For the steps to reproduce, just create a few tags with parent and grandparent tags and give them shorthands and/or aliases. Maybe experiment with including symbols, underscores, and spaces. Then just tag some images with only the base tags and see whether they show up when you search certain parent tags and aliases.

Logs

No response

CyanVoxel commented 3 months ago

First off thank you so much for the in-depth explanation, this will incredibly helpful for narrowing this down 😁

Some of this seems like it can be attributed to https://github.com/TagStudioDev/TagStudio/issues/112, wherein the search query is split along spaces. So searching for "monster hunter wilds" will be sent as three distinct queries, being "monster", "hunter", and "wilds". This is something that will be fixed down the line, but has slipped by for the time being.

As for some of the other cases, hmm... In your second example, I would definitely expect the grandparent "$monster_hunter" to return the "%gemma" tag. Likewise in your third example I would also expect "$splatoon_2" to return "%marina". Given that the grandparent tag in your third example somehow works as intended, my guess it that something might be wrong with how underscores are checked in the parser when it comes to tag relations. Behind the scenes, all characters such as underscores, hyphens, spaces, and apostophies are ignored while parsing (this is also responsible for the space bug).

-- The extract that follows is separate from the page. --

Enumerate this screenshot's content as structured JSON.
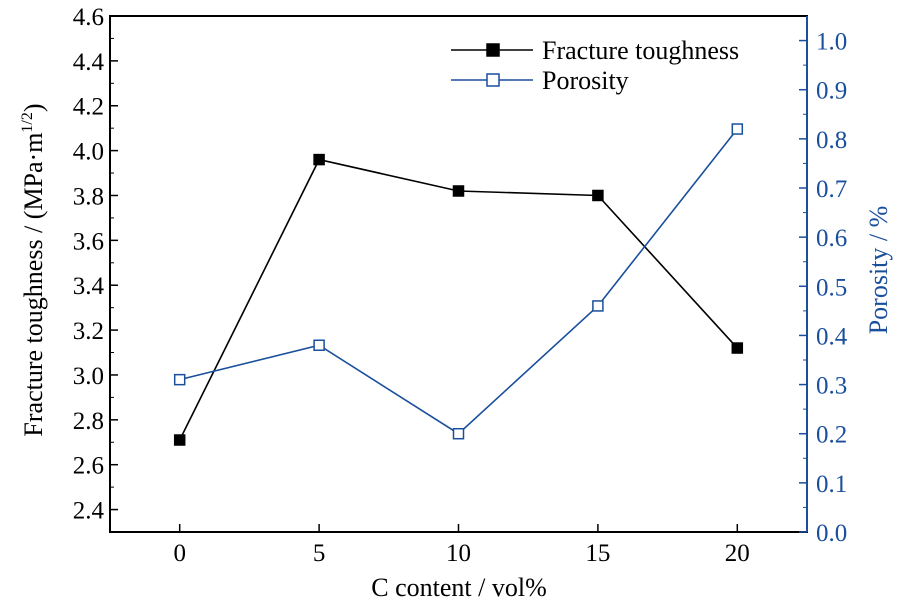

I'll try to replicate this and further narrow in on the cause. Thank you again for the detailed bug report!

Thesacraft commented 2 months ago

Hi I looked into this and I think I know why the bug is happening and CyanVoxel was on the right path :

It is partly due to the space bug, but that for example $tears_of_the_kingdom doesn't show the image taged with %princess_zelda is due to the parser ignoring underscores etc.. This is a problem because the search query is striped of punctuation ( including underscores ) and then the algorithm tries to find the matching tag to the query. For example the search query $tears_of_the_kingdom becomes $tearsofthekingdom but the tag name still is $tears_of_the_kingdom which means that the search is unsucsessfull.

An easy fix would be to strip the punctuation of tags when they are created but this would also be displayed to the user ( meaning a tag created with the name $tears_of_the_kingdom would have the name $tearsofthekingdom after creation). I think using a striped version for the search part and displaying a non striped version to the user would be a bad idea because it could make it confusing to use and could end up making the code very confusing.

Theoretically #310 also removes this (and the space bug) but it is achieved by not stripping any punctuation at all. Personally I would remove the stripping of underscores regardless of the final solution for the rest because I think it makes it easier to read the tags if you can use underscores to separate words.